Fortunately for Callahan, who began dancing around 11-years old, his family was very supportive of him dancing.
“My parents were both athletes, so their deal with us as we had to try like every sport and every after-school activity to figure out which one was ours,” he says. “So, we did that, we tried every single one, and they were very, very surprised, but I took a dance class and c’est la vie.”
Callahan took classes and even went to a performing arts high school in his hometown of Louisville, Kentucky. But he says it wasn’t until a school theater trip overseas that he realized what he wanted to do with his life.
“I saw the original cast of Billy Elliot in London, and I just remember crying for like two hours,” he says. “I left and was like, ‘That’s it, we’re good, this is what I’m doing.’ That was the moment that I really knew.”

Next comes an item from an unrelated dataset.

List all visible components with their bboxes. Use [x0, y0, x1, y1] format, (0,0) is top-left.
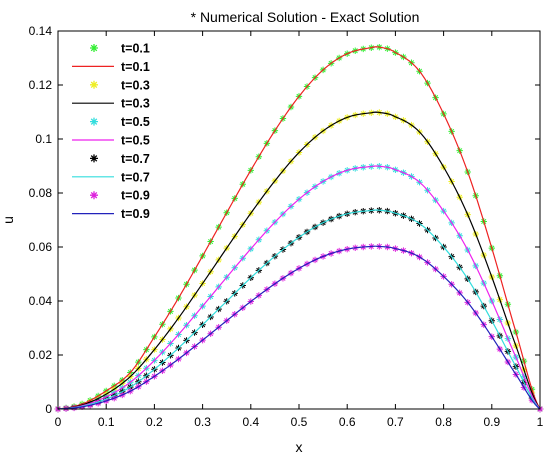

Callahan attended Elon University where he says he trained to do exactly what he is doing now.
“I always laugh with people that I was training to become a dance captain without knowing it because I was in this class of 17 unbelievably talented kids of my year, and we all specialized in something different,” he says. “I obviously was the dance specialist, so when we would have dance finals, I would be the one quizzing people, helping them get ready.”
“I was very proud to say that that ended up kind of being what I did, what I do, for a living,” he adds. “I teach people dance. I get them ready to be performers in this show or elsewhere.”
Now Callahan, who says he was always a fan of Disney parks and movies growing up, is living his Disney childhood dream touring around the country with Aladdin. He is not only the show’s dance captain and a swing but also the understudy for Aladdin and Iago, something he says gives him a chance to flex his funny bone.
“I never imagined like when I was in college even that I would be understudying like the funny guys, that’s not where I saw myself going, but it’s actually become like a through-line in my career since I graduated,” he says. ”It’s a blast to get to work that part of my ability as well, you know.”
“I’m dancing so much and teaching so much, and in the ensemble when needed, it’s nice to be able to go out and work that muscle that otherwise I would have to find elsewhere.”
Callahan says he is grateful to be part of what he calls a monster of a tour, certainly one of the largest national tours ever, and a cast of beautifully, ethnically diverse people. And while the show is steeped in nostalgia for many people coming to see it, Callahan hopes that now more than ever its moral message isn’t lost on the kids.
“Our show has a very strong voice about like being who you are and doing what’s right over what’s easy.”
“I hope that they [the kids] leave feeling like they’re capable of anything and that they don’t need to be someone else to achieve anything. They just need to be themselves.”